Neben der Präsidentschaft entscheiden die Wählerinnen und Wähler am Dienstag auch über die künftige Machtverteilung im US-Kongress. Die 435 Abgeordneten des Repräsentantenhauses sowie 34 der hundert Senatoren werden neu gewählt. Im Repräsentantenhaus, in dem derzeit die Republikaner die Mehrheit haben, deuten Umfragen auf ein extrem knappes Ergebnis hin. Im Senat zeichnete sich demnach eine Mehrheit der Republikaner ab.

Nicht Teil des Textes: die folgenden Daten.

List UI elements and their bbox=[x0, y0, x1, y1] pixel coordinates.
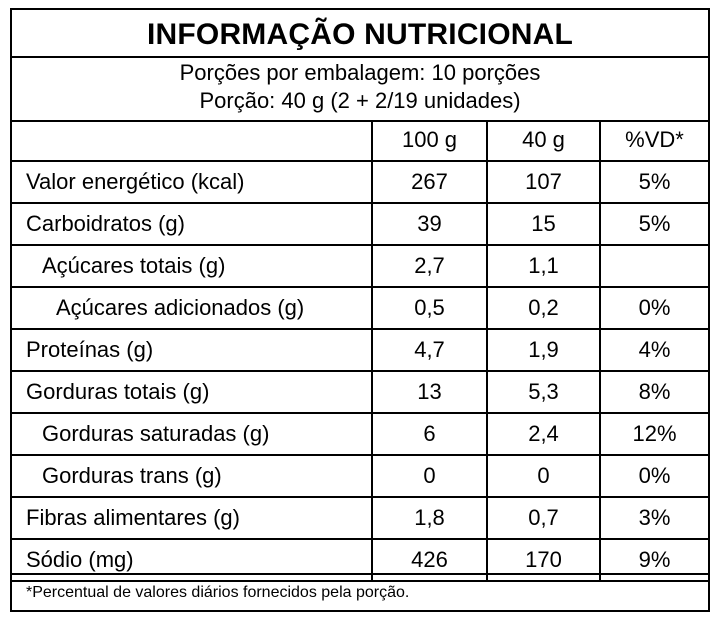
value-per-100g: 13 bbox=[371, 370, 488, 414]
value-per-serving: 1,9 bbox=[486, 328, 601, 372]
value-daily-value: 0% bbox=[599, 286, 708, 330]
value-per-serving: 0,7 bbox=[486, 496, 601, 540]
column-header-per-serving: 40 g bbox=[486, 120, 601, 162]
nutrient-name: Carboidratos (g) bbox=[12, 202, 373, 246]
value-per-100g: 267 bbox=[371, 160, 488, 204]
value-per-100g: 6 bbox=[371, 412, 488, 456]
column-header-per-100g: 100 g bbox=[371, 120, 488, 162]
daily-value-footnote: *Percentual de valores diários fornecido… bbox=[12, 573, 708, 612]
label-header: INFORMAÇÃO NUTRICIONAL Porções por embal… bbox=[12, 10, 708, 122]
servings-per-package: Porções por embalagem: 10 porções bbox=[179, 60, 541, 85]
table-row: Gorduras trans (g) 0 0 0% bbox=[12, 454, 708, 498]
label-title: INFORMAÇÃO NUTRICIONAL bbox=[146, 18, 574, 51]
table-row: Fibras alimentares (g) 1,8 0,7 3% bbox=[12, 496, 708, 540]
value-per-100g: 0,5 bbox=[371, 286, 488, 330]
table-header-row: 100 g 40 g %VD* bbox=[12, 120, 708, 162]
nutrient-name: Valor energético (kcal) bbox=[12, 160, 373, 204]
value-per-serving: 2,4 bbox=[486, 412, 601, 456]
value-daily-value: 12% bbox=[599, 412, 708, 456]
value-per-serving: 0,2 bbox=[486, 286, 601, 330]
value-per-100g: 1,8 bbox=[371, 496, 488, 540]
table-row: Gorduras totais (g) 13 5,3 8% bbox=[12, 370, 708, 414]
title-divider bbox=[12, 56, 708, 58]
value-daily-value: 3% bbox=[599, 496, 708, 540]
column-header-daily-value: %VD* bbox=[599, 120, 708, 162]
table-row: Proteínas (g) 4,7 1,9 4% bbox=[12, 328, 708, 372]
serving-size: Porção: 40 g (2 + 2/19 unidades) bbox=[199, 88, 521, 113]
value-per-100g: 0 bbox=[371, 454, 488, 498]
nutrient-name: Fibras alimentares (g) bbox=[12, 496, 373, 540]
value-per-serving: 1,1 bbox=[486, 244, 601, 288]
value-per-serving: 5,3 bbox=[486, 370, 601, 414]
value-daily-value bbox=[599, 244, 708, 288]
table-row: Carboidratos (g) 39 15 5% bbox=[12, 202, 708, 246]
nutrient-name: Açúcares totais (g) bbox=[12, 244, 373, 288]
value-daily-value: 5% bbox=[599, 160, 708, 204]
value-per-serving: 15 bbox=[486, 202, 601, 246]
value-daily-value: 4% bbox=[599, 328, 708, 372]
value-per-serving: 0 bbox=[486, 454, 601, 498]
nutrition-facts-label: INFORMAÇÃO NUTRICIONAL Porções por embal… bbox=[10, 8, 710, 612]
value-daily-value: 8% bbox=[599, 370, 708, 414]
nutrient-name: Gorduras totais (g) bbox=[12, 370, 373, 414]
value-per-100g: 2,7 bbox=[371, 244, 488, 288]
value-daily-value: 5% bbox=[599, 202, 708, 246]
column-header-nutrient bbox=[12, 120, 373, 162]
nutrient-name: Açúcares adicionados (g) bbox=[12, 286, 373, 330]
value-daily-value: 0% bbox=[599, 454, 708, 498]
table-row: Açúcares totais (g) 2,7 1,1 bbox=[12, 244, 708, 288]
value-per-100g: 39 bbox=[371, 202, 488, 246]
table-row: Açúcares adicionados (g) 0,5 0,2 0% bbox=[12, 286, 708, 330]
value-per-100g: 4,7 bbox=[371, 328, 488, 372]
nutrient-name: Gorduras saturadas (g) bbox=[12, 412, 373, 456]
table-row: Gorduras saturadas (g) 6 2,4 12% bbox=[12, 412, 708, 456]
nutrition-table: 100 g 40 g %VD* Valor energético (kcal) … bbox=[12, 120, 708, 582]
table-row: Valor energético (kcal) 267 107 5% bbox=[12, 160, 708, 204]
nutrient-name: Gorduras trans (g) bbox=[12, 454, 373, 498]
nutrient-name: Proteínas (g) bbox=[12, 328, 373, 372]
value-per-serving: 107 bbox=[486, 160, 601, 204]
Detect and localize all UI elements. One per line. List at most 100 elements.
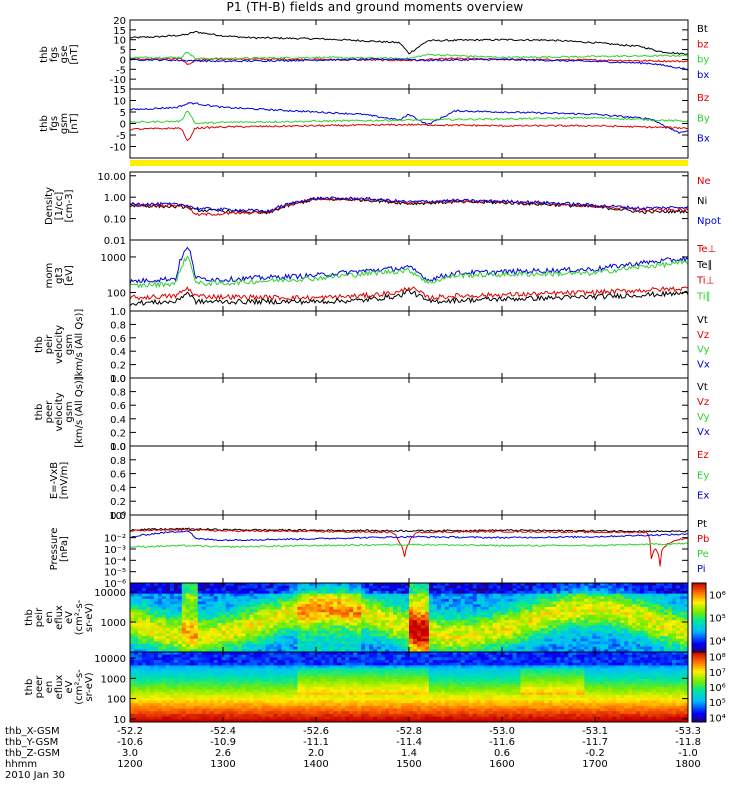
axis-row-value: -11.1	[303, 737, 329, 748]
panel-density: 0.01 0.10 1.00 10.00 Density [1/cc] [cm-3] Ne Ni…	[44, 171, 721, 247]
y-tick-label: 100	[107, 288, 126, 299]
colorbar-tick-label: 10⁵	[709, 698, 726, 709]
y-tick-label: 1.0	[110, 307, 126, 318]
y-tick-label: 0.8	[110, 388, 126, 399]
axis-row-value: 1.4	[401, 748, 417, 759]
y-axis-label: peir	[34, 607, 45, 627]
y-axis-label: [eV]	[64, 265, 75, 286]
colorbar-tick-label: 10⁵	[709, 614, 726, 625]
axis-row-value: -11.6	[489, 737, 515, 748]
panel-frame	[129, 310, 689, 379]
series-line-by	[130, 51, 688, 60]
y-axis-label: [cm-3]	[64, 189, 75, 222]
y-axis-label: eflux	[54, 675, 65, 700]
y-axis-label: thb	[39, 115, 50, 132]
y-axis-label: [km/s (All Qs)]	[74, 309, 85, 381]
axis-row-value: -52.4	[210, 726, 236, 737]
axis-row-value: -0.2	[585, 748, 605, 759]
axis-row-label: thb_Z-GSM	[5, 748, 60, 759]
y-axis-label: thb	[34, 336, 45, 353]
y-tick-label: 100	[107, 695, 126, 706]
y-tick-label: 0.6	[110, 401, 126, 412]
colorbar-tick-label: 10⁶	[709, 591, 726, 602]
y-tick-label: 5	[120, 46, 126, 57]
axis-row-value: -11.4	[396, 737, 422, 748]
y-axis-label: gsm	[64, 334, 75, 355]
y-axis-label: en	[44, 611, 55, 624]
series-line-By	[130, 110, 688, 125]
y-axis-label: en	[44, 681, 55, 694]
axis-row-value: -11.7	[582, 737, 608, 748]
panel-efield: 0.0 0.2 0.4 0.6 0.8 1.0 E=-VxB [mV/m] Ez Ey Ex	[49, 442, 709, 522]
legend-label-fgs_gse: Bt	[697, 24, 708, 35]
legend-label-fgs_gse: bx	[697, 70, 709, 81]
y-tick-label: 1.0	[110, 442, 126, 453]
axis-row-value: 1200	[117, 759, 142, 770]
axis-row-value: -52.6	[303, 726, 329, 737]
y-tick-label: 5	[120, 108, 126, 119]
legend-label-fgs_gsm: By	[697, 113, 710, 124]
y-tick-label: 10⁻²	[104, 534, 126, 545]
legend-label-temperature: Ti∥	[696, 291, 711, 302]
y-tick-label: 10⁻⁵	[104, 568, 126, 579]
series-line-Ni	[130, 197, 688, 215]
y-tick-label: 1.00	[104, 193, 126, 204]
legend-label-pressure: Pe	[697, 549, 709, 560]
legend-label-peer_vel: Vx	[697, 427, 710, 438]
y-tick-label: 0.6	[110, 334, 126, 345]
axis-row-value: -10.6	[117, 737, 143, 748]
y-axis-label: mom	[44, 263, 55, 289]
y-tick-label: 20	[113, 16, 126, 27]
y-axis-label: [nT]	[69, 113, 80, 133]
y-axis-label: [km/s (All Qs)]	[74, 376, 85, 448]
y-tick-label: 0.8	[110, 320, 126, 331]
legend-label-temperature: Te⊥	[696, 244, 716, 255]
y-axis-label: [nT]	[69, 44, 80, 64]
panel-frame	[129, 445, 689, 516]
panel-frame	[129, 171, 689, 241]
legend-label-peer_vel: Vy	[697, 412, 710, 423]
y-axis-label: eV	[64, 680, 75, 693]
axis-row-value: -52.8	[396, 726, 422, 737]
y-axis-label: sr-eV)	[84, 603, 95, 632]
colorbar-tick-label: 10⁴	[709, 637, 726, 648]
axis-row-value: 1300	[210, 759, 235, 770]
y-axis-label: gt3	[54, 267, 65, 284]
y-tick-label: 0	[120, 55, 126, 66]
legend-label-pressure: Pi	[697, 564, 706, 575]
colorbar-peer_spec: 10⁴ 10⁵ 10⁶ 10⁷ 10⁸	[691, 651, 726, 724]
y-tick-label: 10⁰	[109, 511, 126, 522]
panel-peir_vel: 0.0 0.2 0.4 0.6 0.8 1.0 thb peir velocity gsm [km/…	[34, 307, 710, 385]
axis-row-value: 3.0	[122, 748, 138, 759]
axis-row-label: hhmm	[5, 759, 37, 770]
series-group-fgs_gsm	[130, 102, 688, 142]
series-group-fgs_gse	[130, 30, 688, 71]
series-line-Npot	[130, 196, 688, 213]
colorbar-tick-label: 10⁴	[709, 713, 726, 724]
figure-title: P1 (TH-B) fields and ground moments over…	[226, 0, 524, 14]
y-tick-label: 0.4	[110, 347, 126, 358]
y-tick-label: 10000	[94, 654, 126, 665]
panel-frame	[129, 239, 689, 312]
legend-label-temperature: Te∥	[696, 260, 713, 271]
axis-row-value: 2.0	[308, 748, 324, 759]
axis-row-value: 0.6	[494, 748, 510, 759]
series-line-Pi	[130, 530, 688, 542]
y-tick-label: 10000	[94, 588, 126, 599]
legend-label-efield: Ex	[697, 491, 709, 502]
y-tick-label: 0.4	[110, 415, 126, 426]
y-axis-label: fgs	[49, 116, 60, 131]
legend-label-peer_vel: Vt	[697, 382, 708, 393]
legend-label-fgs_gsm: Bz	[697, 93, 709, 104]
axis-row-value: -53.1	[582, 726, 608, 737]
y-tick-label: 0.10	[104, 215, 126, 226]
axis-row-value: -11.8	[675, 737, 701, 748]
y-tick-label: 0.6	[110, 470, 126, 481]
axis-row-value: -53.0	[489, 726, 515, 737]
spectrogram-peer_spec	[130, 652, 688, 722]
y-tick-label: 10⁻⁶	[104, 579, 126, 590]
axis-row-value: 2.6	[215, 748, 231, 759]
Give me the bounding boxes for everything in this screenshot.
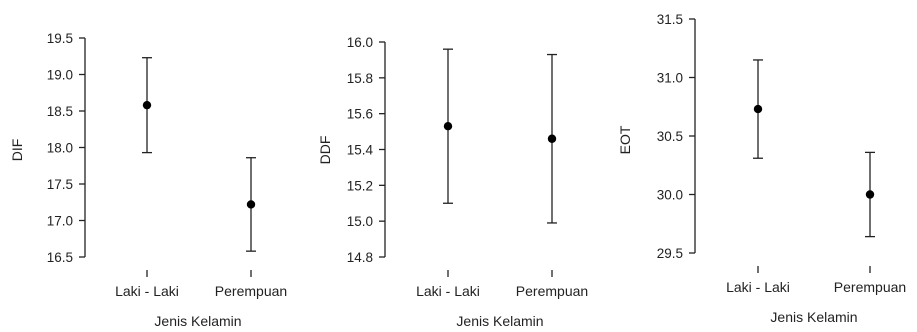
y-axis-title: DDF bbox=[317, 136, 333, 165]
y-tick-label: 19.0 bbox=[47, 68, 73, 83]
y-tick-label: 31.0 bbox=[657, 71, 683, 86]
x-tick-label: Perempuan bbox=[516, 283, 588, 299]
y-tick-label: 31.5 bbox=[657, 12, 683, 27]
mean-point bbox=[142, 100, 152, 110]
y-tick-label: 16.5 bbox=[47, 250, 73, 265]
y-tick-label: 15.2 bbox=[347, 178, 373, 193]
y-tick-label: 15.0 bbox=[347, 214, 373, 229]
y-tick-label: 30.5 bbox=[657, 129, 683, 144]
y-tick-label: 15.4 bbox=[347, 143, 374, 158]
y-tick-label: 15.6 bbox=[347, 107, 373, 122]
x-axis-title: Jenis Kelamin bbox=[770, 309, 857, 325]
y-tick-label: 15.8 bbox=[347, 71, 373, 86]
y-tick-label: 17.5 bbox=[47, 177, 73, 192]
x-tick-label: Laki - Laki bbox=[726, 279, 790, 295]
x-axis-title: Jenis Kelamin bbox=[456, 313, 543, 327]
y-tick-label: 19.5 bbox=[47, 31, 73, 46]
y-tick-label: 29.5 bbox=[657, 246, 683, 261]
x-tick-label: Perempuan bbox=[215, 283, 287, 299]
y-axis-title: EOT bbox=[617, 125, 633, 154]
y-tick-label: 16.0 bbox=[347, 35, 373, 50]
y-tick-label: 14.8 bbox=[347, 250, 373, 265]
y-tick-label: 17.0 bbox=[47, 214, 73, 229]
mean-point bbox=[753, 104, 763, 114]
mean-point bbox=[443, 122, 453, 131]
y-axis-title: DIF bbox=[9, 139, 25, 162]
mean-point bbox=[547, 134, 557, 143]
x-tick-label: Laki - Laki bbox=[115, 283, 179, 299]
mean-point bbox=[865, 190, 875, 199]
x-tick-label: Laki - Laki bbox=[416, 283, 480, 299]
x-tick-label: Perempuan bbox=[834, 279, 906, 295]
y-tick-label: 18.5 bbox=[47, 104, 73, 119]
mean-point bbox=[246, 200, 256, 209]
x-axis-title: Jenis Kelamin bbox=[154, 313, 241, 327]
y-tick-label: 18.0 bbox=[47, 141, 73, 156]
y-tick-label: 30.0 bbox=[657, 188, 683, 203]
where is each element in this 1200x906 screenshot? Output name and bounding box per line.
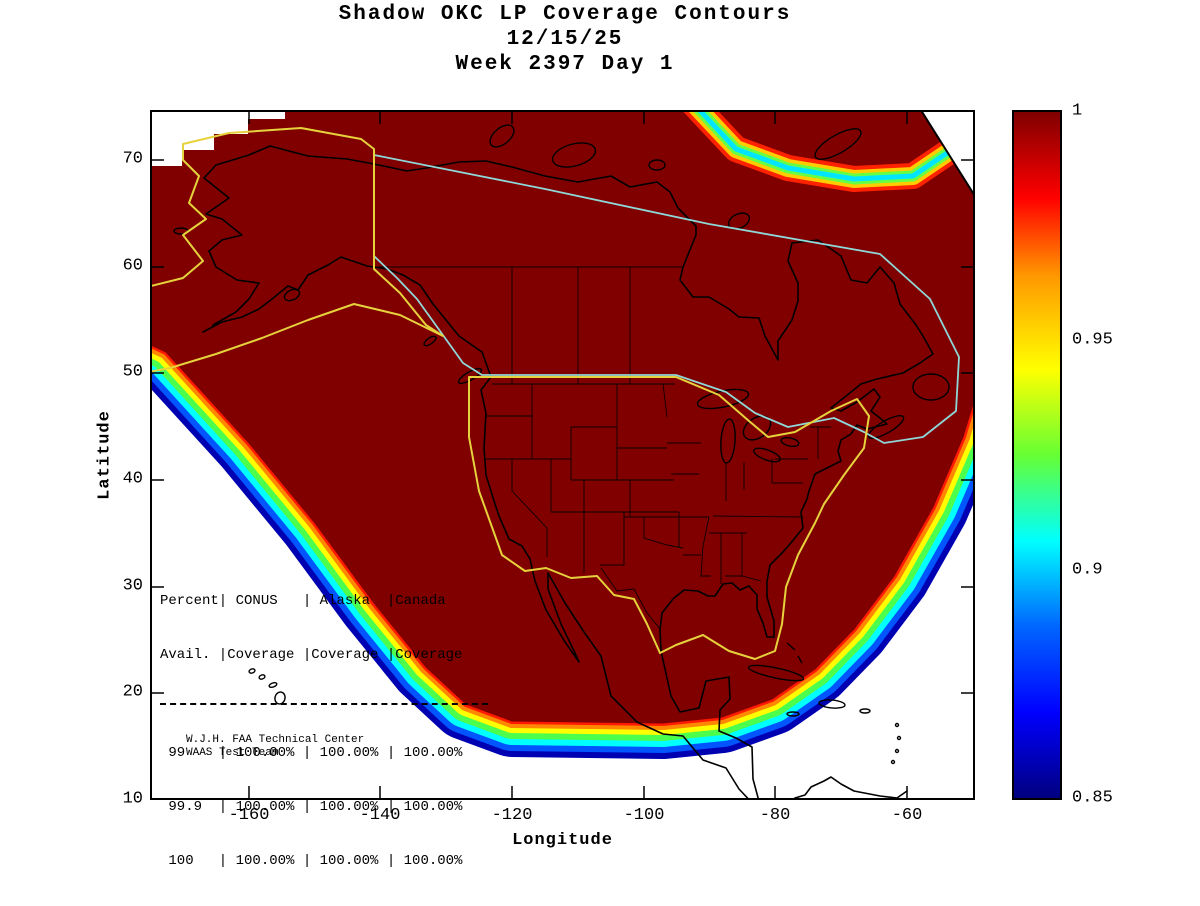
y-tick-label: 40	[122, 469, 143, 489]
stats-divider-line	[160, 703, 488, 705]
vancouver-island	[457, 367, 483, 385]
axis-tick-marks	[152, 112, 973, 798]
lesser-antilles	[894, 748, 900, 754]
cuba	[747, 664, 805, 682]
newfoundland	[912, 373, 950, 401]
y-tick-label: 60	[122, 256, 143, 276]
x-tick-label: -100	[623, 806, 665, 825]
alaska-service-boundary	[150, 127, 444, 373]
southampton-island	[727, 212, 751, 230]
stats-header-row1: Percent| CONUS | Alaska |Canada	[160, 593, 446, 609]
bahamas	[786, 642, 803, 664]
stats-row-99: 99 | 100.00% | 100.00% | 100.00%	[160, 745, 463, 761]
nova-scotia	[867, 415, 905, 439]
lake-ontario	[780, 436, 800, 448]
x-tick-label: -160	[228, 806, 270, 825]
y-tick-label: 50	[122, 362, 143, 382]
colorbar-tick-label: 0.9	[1072, 560, 1103, 580]
south-america-coastline	[790, 776, 908, 800]
conus-service-boundary	[468, 376, 870, 660]
colorbar-tick-label: 1	[1072, 101, 1083, 121]
colorbar-tick-label: 0.95	[1072, 330, 1113, 350]
figure-title-line2: 12/15/25	[506, 28, 624, 51]
lesser-antilles	[894, 722, 900, 728]
baffin-island	[814, 128, 862, 160]
hawaii-oahu	[258, 674, 266, 680]
stats-row-100: 100 | 100.00% | 100.00% | 100.00%	[160, 853, 463, 869]
victoria-island	[551, 142, 597, 168]
banks-island	[489, 124, 515, 148]
hawaii-maui	[268, 681, 278, 689]
no-data-staircase-northwest	[150, 110, 285, 166]
credit-line2: WAAS Test Team	[186, 747, 279, 759]
credit-line1: W.J.H. FAA Technical Center	[186, 734, 365, 746]
pacific-coastline	[202, 256, 751, 800]
x-tick-label: -80	[759, 806, 791, 825]
figure-title-line1: Shadow OKC LP Coverage Contours	[338, 3, 792, 26]
kodiak-island	[283, 288, 301, 302]
haida-gwaii	[423, 335, 437, 347]
y-tick-label: 70	[122, 149, 143, 169]
y-tick-label: 30	[122, 576, 143, 596]
colorbar-tick-label: 0.85	[1072, 788, 1113, 808]
x-tick-label: -140	[359, 806, 401, 825]
king-william-island	[648, 159, 666, 171]
hawaii-kauai	[248, 668, 256, 674]
greenland-no-data-corner	[919, 110, 975, 199]
lesser-antilles	[896, 735, 902, 741]
credit-text: W.J.H. FAA Technical Center WAAS Test Te…	[186, 734, 364, 760]
plot-border	[150, 110, 975, 800]
coverage-stats-table: Percent| CONUS | Alaska |Canada Avail. |…	[160, 556, 488, 906]
stats-row-99-9: 99.9 | 100.00% | 100.00% | 100.00%	[160, 799, 463, 815]
coverage-map-svg	[150, 110, 975, 800]
colorbar	[1012, 110, 1062, 800]
coastline-paths	[202, 145, 934, 800]
figure-title-line3: Week 2397 Day 1	[455, 53, 675, 76]
lake-michigan	[720, 418, 736, 464]
state-province-borders	[373, 164, 831, 631]
jamaica	[786, 711, 800, 717]
hispaniola	[818, 699, 846, 709]
figure-title: Shadow OKC LP Coverage Contours 12/15/25…	[0, 2, 1130, 77]
lesser-antilles	[890, 759, 896, 765]
x-tick-label: -120	[491, 806, 533, 825]
y-tick-label: 20	[122, 682, 143, 702]
x-tick-label: -60	[891, 806, 923, 825]
y-tick-label: 10	[122, 789, 143, 809]
arctic-atlantic-gulf-coastline	[203, 145, 934, 800]
puerto-rico	[859, 708, 871, 714]
plot-area	[150, 110, 975, 800]
stats-header-row2: Avail. |Coverage |Coverage |Coverage	[160, 647, 463, 663]
lake-erie	[753, 447, 781, 463]
x-axis-label: Longitude	[512, 831, 613, 850]
lakes-and-islands	[173, 124, 950, 765]
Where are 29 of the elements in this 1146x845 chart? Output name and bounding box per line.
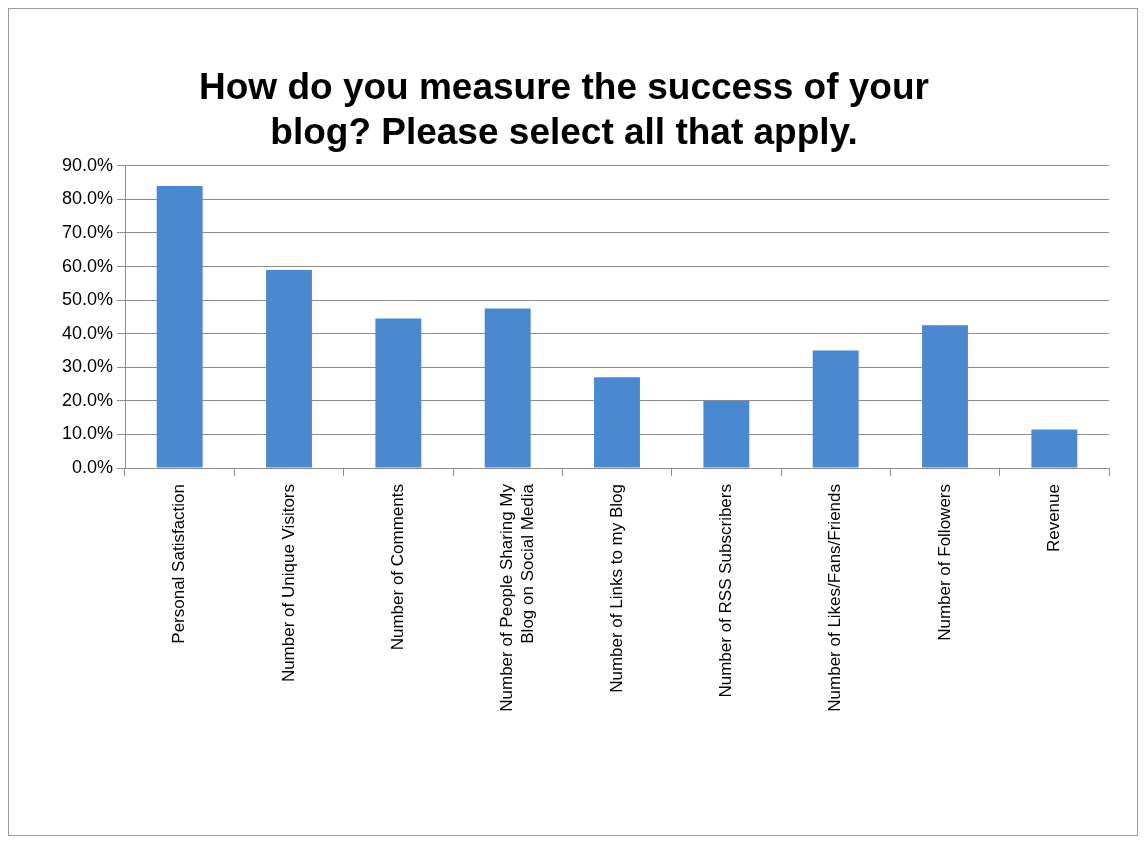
x-tick-label: Number of Unique Visitors: [278, 484, 298, 683]
y-tick-label: 40.0%: [61, 322, 113, 343]
bar: [484, 308, 531, 468]
x-tick-label: Number of Followers: [934, 484, 954, 641]
x-tick-label: Number of Likes/Fans/Friends: [825, 484, 845, 712]
bar: [703, 400, 750, 468]
x-tick-label: Number of Comments: [388, 484, 408, 651]
x-tick-label: Personal Satisfaction: [169, 484, 189, 644]
bar: [156, 185, 203, 468]
y-tick-label: 10.0%: [61, 423, 113, 444]
bar: [1031, 429, 1078, 468]
bar: [812, 350, 859, 468]
y-tick-label: 90.0%: [61, 154, 113, 175]
chart-title: How do you measure the success of your blog? Please select all that apply.: [199, 66, 929, 152]
y-tick-label: 50.0%: [61, 289, 113, 310]
y-tick-label: 70.0%: [61, 221, 113, 242]
bar: [266, 269, 312, 468]
bar: [922, 325, 968, 468]
y-tick-label: 60.0%: [61, 255, 113, 276]
y-tick-label: 30.0%: [61, 356, 113, 377]
y-tick-label: 0.0%: [71, 456, 113, 477]
x-tick-label: Revenue: [1044, 484, 1064, 553]
x-tick-label: Number of RSS Subscribers: [716, 484, 736, 698]
bar: [594, 377, 640, 468]
y-tick-label: 80.0%: [61, 188, 113, 209]
y-tick-label: 20.0%: [61, 389, 113, 410]
x-tick-label: Number of People Sharing My Blog on Social Media: [497, 483, 537, 712]
x-tick-label: Number of Links to my Blog: [606, 484, 626, 693]
bar: [375, 318, 422, 468]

In zehn Bundesstaaten finden zudem Referenden zum Abtreibungsrecht statt – das zu einem der wichtigsten Themen des Wahlkampfs zählte. In elf der 50 Bundesstaaten wird zudem ein neuer Gouverneur gewählt.
Vor Öffnung der Wahllokale schlossen Harris und Trump am Montagabend (Ortszeit) ihre Wahlkämpfe in zwei besonders umkämpften Bundesstaaten ab: Die Demokratin trat in der Ostküstenmetropole Philadelphia im umkämpften Bundesstaat Pennsylvania auf, der Republikaner in Grand Rapids im ebenfalls als Swing State geltenden Michigan.
Harris gab sich in ihrer letzten Wahlkampfrede an der Seite von Prominenten wie Popstar Lady Gaga und Talkshow-Legende Oprah Winfrey siegessicher: Das Momentum sei auf ihrer Seite, versicherte sie. „Dies könnte eines der engsten Rennen in der Geschichte werden – jede Stimme zählt“, fügte sie an.
Trump äußerte sich bei seinem Auftritt in Michigan gewohnt selbstbewusst. „Mit Eurer Stimme morgen können wir jedes einzelne Problem unseres Landes lösen und Amerika – ja, die Welt – zu neuem Ruhm führen“, sagte er. Erneut schlug Trump auch feindselige Töne gegenüber Migranten an: Unter anderem sprach er davon, Migranten in Ringkämpfen gegen Profis antreten zu lassen.